The Supreme Court struck down Haryana's 2014 ad hoc employee regularization policy. The Court held that regularizing ad hoc or casual employees without proper advertisement, interviews, or competitive selection violates the constitutional scheme of public employment and equality principles. The judgment has broad implications for government employers relying on ad hoc workforces. It reaffirms that access to public office requires transparent, competitive, merit-based processes, not discretionary regularization.

The Haryana Regularisation Policy 2014

Haryana's 2014 policy permitted converting ad hoc or temporary employees into permanent positions without conducting fresh competitive recruitment. The rationale offered was administrative convenience: many ad hoc employees had served for years, and formal recruitment procedures were bureaucratic. The policy simply required departmental heads to certify that the employee was fit for permanent status. No advertisements, no interviews, no competitive selection. Thousands of regularisations occurred across government departments.

Constitutional Principles of Public Employment

Articles 14 and 16 guarantee equality before law and equal opportunity in public employment. These provisions mandate that access to government positions be transparent, merit-based, and available to all eligible citizens.

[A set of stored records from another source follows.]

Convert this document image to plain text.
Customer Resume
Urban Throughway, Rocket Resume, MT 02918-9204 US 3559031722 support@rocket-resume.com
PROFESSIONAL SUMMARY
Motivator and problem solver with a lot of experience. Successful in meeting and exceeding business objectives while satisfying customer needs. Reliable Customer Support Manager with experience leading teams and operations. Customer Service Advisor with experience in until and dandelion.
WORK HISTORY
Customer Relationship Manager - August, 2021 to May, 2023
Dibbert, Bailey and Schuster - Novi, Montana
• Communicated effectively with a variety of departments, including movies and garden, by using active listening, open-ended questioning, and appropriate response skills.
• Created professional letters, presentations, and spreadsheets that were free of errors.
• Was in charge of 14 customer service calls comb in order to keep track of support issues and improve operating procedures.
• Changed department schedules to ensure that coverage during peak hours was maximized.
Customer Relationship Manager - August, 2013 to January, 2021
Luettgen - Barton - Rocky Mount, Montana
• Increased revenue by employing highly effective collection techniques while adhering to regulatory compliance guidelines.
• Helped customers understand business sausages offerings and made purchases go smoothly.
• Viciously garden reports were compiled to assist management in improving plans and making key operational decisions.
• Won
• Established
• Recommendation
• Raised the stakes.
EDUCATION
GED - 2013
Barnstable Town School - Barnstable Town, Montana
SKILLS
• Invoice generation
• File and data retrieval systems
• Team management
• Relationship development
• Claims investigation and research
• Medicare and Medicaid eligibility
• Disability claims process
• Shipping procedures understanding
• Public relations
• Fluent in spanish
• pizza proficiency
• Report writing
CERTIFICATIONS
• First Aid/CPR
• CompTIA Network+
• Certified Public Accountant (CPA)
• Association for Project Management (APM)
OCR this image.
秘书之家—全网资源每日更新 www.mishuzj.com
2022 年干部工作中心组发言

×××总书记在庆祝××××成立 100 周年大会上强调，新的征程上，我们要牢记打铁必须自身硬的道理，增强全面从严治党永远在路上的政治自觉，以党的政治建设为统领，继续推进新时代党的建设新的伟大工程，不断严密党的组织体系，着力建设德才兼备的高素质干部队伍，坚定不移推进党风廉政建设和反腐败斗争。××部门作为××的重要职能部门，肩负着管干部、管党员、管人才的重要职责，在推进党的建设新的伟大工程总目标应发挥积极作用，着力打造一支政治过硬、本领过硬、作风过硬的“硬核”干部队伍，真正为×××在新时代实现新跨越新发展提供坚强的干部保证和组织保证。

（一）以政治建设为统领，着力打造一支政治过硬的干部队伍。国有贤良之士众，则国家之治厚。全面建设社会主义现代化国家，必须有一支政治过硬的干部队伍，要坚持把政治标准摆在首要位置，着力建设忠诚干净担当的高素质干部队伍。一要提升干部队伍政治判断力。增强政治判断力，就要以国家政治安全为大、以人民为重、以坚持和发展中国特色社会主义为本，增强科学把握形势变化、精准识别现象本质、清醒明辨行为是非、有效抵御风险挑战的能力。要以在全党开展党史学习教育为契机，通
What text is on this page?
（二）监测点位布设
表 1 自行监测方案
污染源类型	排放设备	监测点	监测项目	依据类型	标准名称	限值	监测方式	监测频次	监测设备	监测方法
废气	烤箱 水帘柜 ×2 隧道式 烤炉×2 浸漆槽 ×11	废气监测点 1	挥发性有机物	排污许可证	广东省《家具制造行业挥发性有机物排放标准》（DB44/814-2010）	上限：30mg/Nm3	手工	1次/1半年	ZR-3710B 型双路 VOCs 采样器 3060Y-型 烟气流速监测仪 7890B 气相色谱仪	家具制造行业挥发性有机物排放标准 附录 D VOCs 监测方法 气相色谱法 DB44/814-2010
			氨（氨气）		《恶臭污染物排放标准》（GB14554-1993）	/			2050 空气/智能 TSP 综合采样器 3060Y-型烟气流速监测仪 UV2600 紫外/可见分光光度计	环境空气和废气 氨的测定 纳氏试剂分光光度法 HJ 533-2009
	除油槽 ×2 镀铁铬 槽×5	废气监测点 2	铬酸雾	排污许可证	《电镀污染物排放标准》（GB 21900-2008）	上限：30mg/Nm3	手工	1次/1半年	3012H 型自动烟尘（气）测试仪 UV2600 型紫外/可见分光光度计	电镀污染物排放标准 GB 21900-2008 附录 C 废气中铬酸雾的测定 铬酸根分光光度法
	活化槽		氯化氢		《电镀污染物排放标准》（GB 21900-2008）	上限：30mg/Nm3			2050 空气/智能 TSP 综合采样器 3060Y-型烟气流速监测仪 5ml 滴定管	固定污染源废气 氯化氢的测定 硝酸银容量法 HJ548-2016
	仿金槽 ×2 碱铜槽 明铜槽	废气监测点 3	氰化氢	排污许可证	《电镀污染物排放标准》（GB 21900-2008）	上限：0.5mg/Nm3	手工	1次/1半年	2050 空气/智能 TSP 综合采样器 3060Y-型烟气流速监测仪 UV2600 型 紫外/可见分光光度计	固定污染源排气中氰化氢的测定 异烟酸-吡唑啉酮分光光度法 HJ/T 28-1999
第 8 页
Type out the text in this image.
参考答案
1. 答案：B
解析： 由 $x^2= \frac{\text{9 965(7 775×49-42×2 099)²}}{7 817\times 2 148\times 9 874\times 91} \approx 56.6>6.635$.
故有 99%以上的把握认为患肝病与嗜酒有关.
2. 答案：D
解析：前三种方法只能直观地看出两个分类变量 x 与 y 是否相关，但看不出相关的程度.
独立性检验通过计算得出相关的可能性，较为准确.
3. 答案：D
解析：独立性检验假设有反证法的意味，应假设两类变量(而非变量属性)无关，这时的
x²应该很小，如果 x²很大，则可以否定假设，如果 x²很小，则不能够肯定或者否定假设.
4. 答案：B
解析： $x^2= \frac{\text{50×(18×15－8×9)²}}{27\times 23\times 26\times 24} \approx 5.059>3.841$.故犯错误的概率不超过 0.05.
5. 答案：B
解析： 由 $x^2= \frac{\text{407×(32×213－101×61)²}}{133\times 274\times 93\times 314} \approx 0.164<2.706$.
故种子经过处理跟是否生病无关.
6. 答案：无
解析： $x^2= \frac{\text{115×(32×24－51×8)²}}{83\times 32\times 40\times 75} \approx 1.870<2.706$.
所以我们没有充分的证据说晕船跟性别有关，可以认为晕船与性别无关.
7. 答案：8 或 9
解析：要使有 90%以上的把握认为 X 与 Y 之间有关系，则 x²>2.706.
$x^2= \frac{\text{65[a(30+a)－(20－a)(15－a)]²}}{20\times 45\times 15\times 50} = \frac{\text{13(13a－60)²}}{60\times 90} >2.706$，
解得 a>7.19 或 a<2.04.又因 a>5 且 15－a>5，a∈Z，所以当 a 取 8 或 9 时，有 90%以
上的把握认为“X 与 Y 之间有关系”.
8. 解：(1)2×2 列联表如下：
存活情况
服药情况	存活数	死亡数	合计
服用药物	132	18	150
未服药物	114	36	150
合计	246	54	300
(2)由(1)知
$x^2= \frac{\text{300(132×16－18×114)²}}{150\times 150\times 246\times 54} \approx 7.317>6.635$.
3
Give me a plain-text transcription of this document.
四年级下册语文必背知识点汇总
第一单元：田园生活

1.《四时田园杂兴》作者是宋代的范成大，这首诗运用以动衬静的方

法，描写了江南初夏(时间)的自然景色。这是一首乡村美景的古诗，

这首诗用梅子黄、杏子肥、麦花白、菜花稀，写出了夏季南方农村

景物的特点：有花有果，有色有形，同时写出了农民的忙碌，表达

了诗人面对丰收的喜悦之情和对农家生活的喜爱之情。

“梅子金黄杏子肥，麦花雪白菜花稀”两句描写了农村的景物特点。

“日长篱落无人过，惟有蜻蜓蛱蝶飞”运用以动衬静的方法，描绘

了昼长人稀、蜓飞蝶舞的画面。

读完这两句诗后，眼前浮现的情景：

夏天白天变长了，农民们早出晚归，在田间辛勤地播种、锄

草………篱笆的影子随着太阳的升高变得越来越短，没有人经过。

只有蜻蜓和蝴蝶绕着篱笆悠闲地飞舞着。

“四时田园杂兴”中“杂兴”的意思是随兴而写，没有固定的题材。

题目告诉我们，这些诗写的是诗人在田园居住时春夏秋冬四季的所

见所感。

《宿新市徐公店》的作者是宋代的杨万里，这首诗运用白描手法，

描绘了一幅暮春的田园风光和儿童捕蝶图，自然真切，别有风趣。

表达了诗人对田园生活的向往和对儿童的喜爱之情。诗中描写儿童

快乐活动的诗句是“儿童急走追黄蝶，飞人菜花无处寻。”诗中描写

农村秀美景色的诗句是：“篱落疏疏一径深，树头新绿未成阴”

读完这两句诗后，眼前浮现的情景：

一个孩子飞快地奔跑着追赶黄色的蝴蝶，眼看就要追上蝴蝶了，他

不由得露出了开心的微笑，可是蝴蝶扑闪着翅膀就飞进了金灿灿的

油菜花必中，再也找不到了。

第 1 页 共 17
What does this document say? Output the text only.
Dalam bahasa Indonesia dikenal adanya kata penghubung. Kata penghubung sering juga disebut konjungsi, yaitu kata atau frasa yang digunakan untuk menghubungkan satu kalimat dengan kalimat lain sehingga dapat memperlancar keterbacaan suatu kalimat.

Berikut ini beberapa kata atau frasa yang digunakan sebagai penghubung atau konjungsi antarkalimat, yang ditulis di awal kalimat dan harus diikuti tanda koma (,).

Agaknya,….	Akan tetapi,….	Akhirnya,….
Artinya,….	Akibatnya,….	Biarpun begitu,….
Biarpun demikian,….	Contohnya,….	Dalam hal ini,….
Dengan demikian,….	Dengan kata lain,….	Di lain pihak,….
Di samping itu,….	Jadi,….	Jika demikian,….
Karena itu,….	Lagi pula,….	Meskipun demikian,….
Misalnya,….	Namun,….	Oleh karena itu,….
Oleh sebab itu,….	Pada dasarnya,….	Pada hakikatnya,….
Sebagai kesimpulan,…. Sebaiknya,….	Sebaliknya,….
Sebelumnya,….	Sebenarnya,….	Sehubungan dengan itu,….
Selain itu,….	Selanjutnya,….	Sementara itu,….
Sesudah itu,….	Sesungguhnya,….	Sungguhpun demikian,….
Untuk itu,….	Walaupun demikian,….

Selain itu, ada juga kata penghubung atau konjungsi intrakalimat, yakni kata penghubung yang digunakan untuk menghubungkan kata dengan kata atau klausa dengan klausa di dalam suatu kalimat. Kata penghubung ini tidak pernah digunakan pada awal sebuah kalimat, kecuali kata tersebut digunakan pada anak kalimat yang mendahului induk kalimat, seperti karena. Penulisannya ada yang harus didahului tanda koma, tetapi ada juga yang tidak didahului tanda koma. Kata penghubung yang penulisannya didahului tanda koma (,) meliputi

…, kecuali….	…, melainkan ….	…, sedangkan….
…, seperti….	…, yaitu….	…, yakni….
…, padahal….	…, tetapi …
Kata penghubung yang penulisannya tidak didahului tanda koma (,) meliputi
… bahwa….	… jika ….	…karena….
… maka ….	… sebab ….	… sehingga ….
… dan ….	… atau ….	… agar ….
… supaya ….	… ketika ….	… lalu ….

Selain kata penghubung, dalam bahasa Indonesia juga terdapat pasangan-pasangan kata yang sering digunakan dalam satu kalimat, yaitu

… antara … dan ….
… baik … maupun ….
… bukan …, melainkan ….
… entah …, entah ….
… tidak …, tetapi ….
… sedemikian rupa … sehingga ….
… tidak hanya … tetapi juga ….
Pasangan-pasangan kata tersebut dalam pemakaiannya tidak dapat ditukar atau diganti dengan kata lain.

The Supreme Court consistently holds that the constitutional scheme contemplates competitive examinations as the primary means of government recruitment. Haryana's policy bypassed competitive selection entirely. The Court held that once an ad hoc or temporary position arises, the permanent position must be filled through merit-based competitive selection.

Doctrine of Fairness and Competitive Exclusion

The Court emphasized that regularization policies harm competitive fairness. When a department recruits through competitive exam, thousands of candidates prepare and participate in selection. If the same department later regularizes ad hoc employees without competition, those who passed the competitive exam are prejudiced. The Court noted that ad hoc employees, while deserving of job security and fair treatment, are not entitled to permanent positions without meeting constitutional competitive selection thresholds.

Implications for States and Employers

The judgment directly impacts states operating similar regularization schemes. Many state governments have regularized ad hoc employees through executive orders rather than competitive recruitment. These are now vulnerable to legal challenge. Government employers face a choice: either conduct fresh competitive recruitment for previously regularized positions, or defend the regularization as an equitable remedy justified by extraordinary circumstances.

Practical Takeaways

Government employers considering ad hoc regularization must abandon blanket policies and conduct competitive recruitment. If regularizations occurred recently, audit policy constitutionality and anticipate challenges. Ad hoc employees should explore competitive exam opportunities. Practitioners challenging policies should cite this Supreme Court judgment as strong legal foundation.